A primal-dual perspective for distributed TD-learning
Han-Dong Lim, Donghwan Lee
TL;DR
The paper addresses distributed policy evaluation in networked multi-agent MDPs by recasting learning updates as primal–dual gradient dynamics with null-space constraints. It develops a distributed TD-learning algorithm that operates without a doubly stochastic communication matrix and provides finite-time, exponential convergence guarantees under both i.i.d. and Markov observation models, for constant and diminishing step-sizes. The key contributions are (i) a primal–dual ODE analysis with sharp rates that account for graph spectra and (ii) finite-time bounds for distributed TD-learning in both observation models, validated by experiments across various network topologies.
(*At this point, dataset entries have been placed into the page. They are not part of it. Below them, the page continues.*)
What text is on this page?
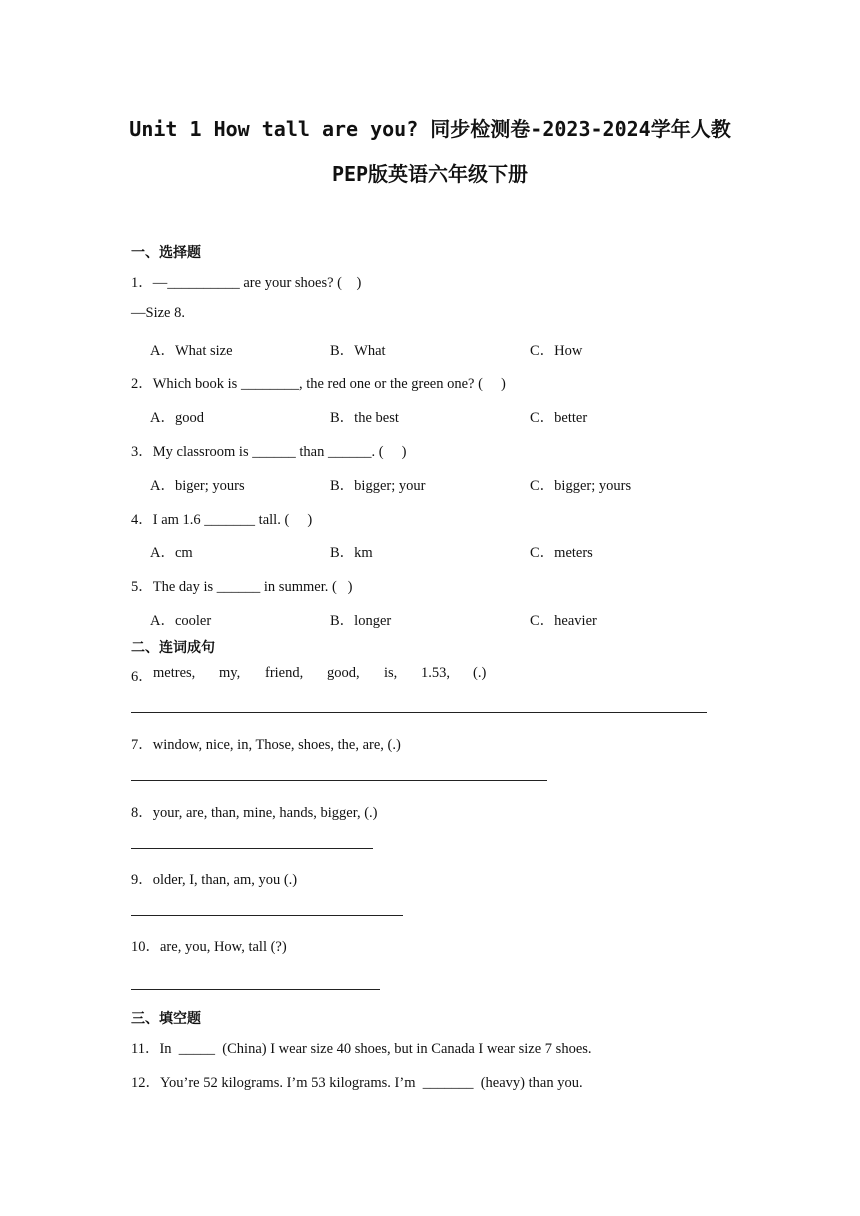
Unit 1 How tall are you? 同步检测卷-2023-2024学年人教
PEP版英语六年级下册
一、选择题
1．—__________ are your shoes? (    )
—Size 8.
A．What size	B．What	C．How
2．Which book is ________, the red one or the green one? (     )
A．good	B．the best	C．better
3．My classroom is ______ than ______. (     )
A．biger; yours	B．bigger; your	C．bigger; yours
4．I am 1.6 _______ tall. (     )
A．cm	B．km	C．meters
5．The day is ______ in summer. (   )
A．cooler	B．longer	C．heavier
二、连词成句
6． metres,	my,	friend,	good,	is,	1.53,	(.)
7．window, nice, in, Those, shoes, the, are, (.)
8．your, are, than, mine, hands, bigger, (.)
9．older, I, than, am, you (.)
10．are, you, How, tall (?)
三、填空题
11．In  _____  (China) I wear size 40 shoes, but in Canada I wear size 7 shoes.
12．You’re 52 kilograms. I’m 53 kilograms. I’m  _______  (heavy) than you.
This work advances scalable, robust multi-agent reinforcement learning by enabling distributed evaluation on more general and uncertain networks.
Abstract
The goal of this paper is to investigate distributed temporal difference (TD) learning for a networked multi-agent Markov decision process. The proposed approach is based on distributed optimization algorithms, which can be interpreted as primal-dual Ordinary differential equation (ODE) dynamics subject to null-space constraints. Based on the exponential convergence behavior of the primal-dual ODE dynamics subject to null-space constraints, we examine the behavior of the final iterate in various distributed TD-learning scenarios, considering both constant and diminishing step-sizes and incorporating both i.i.d. and Markovian observation models. Unlike existing methods, the proposed algorithm does not require the assumption that the underlying communication network structure is characterized by a doubly stochastic matrix.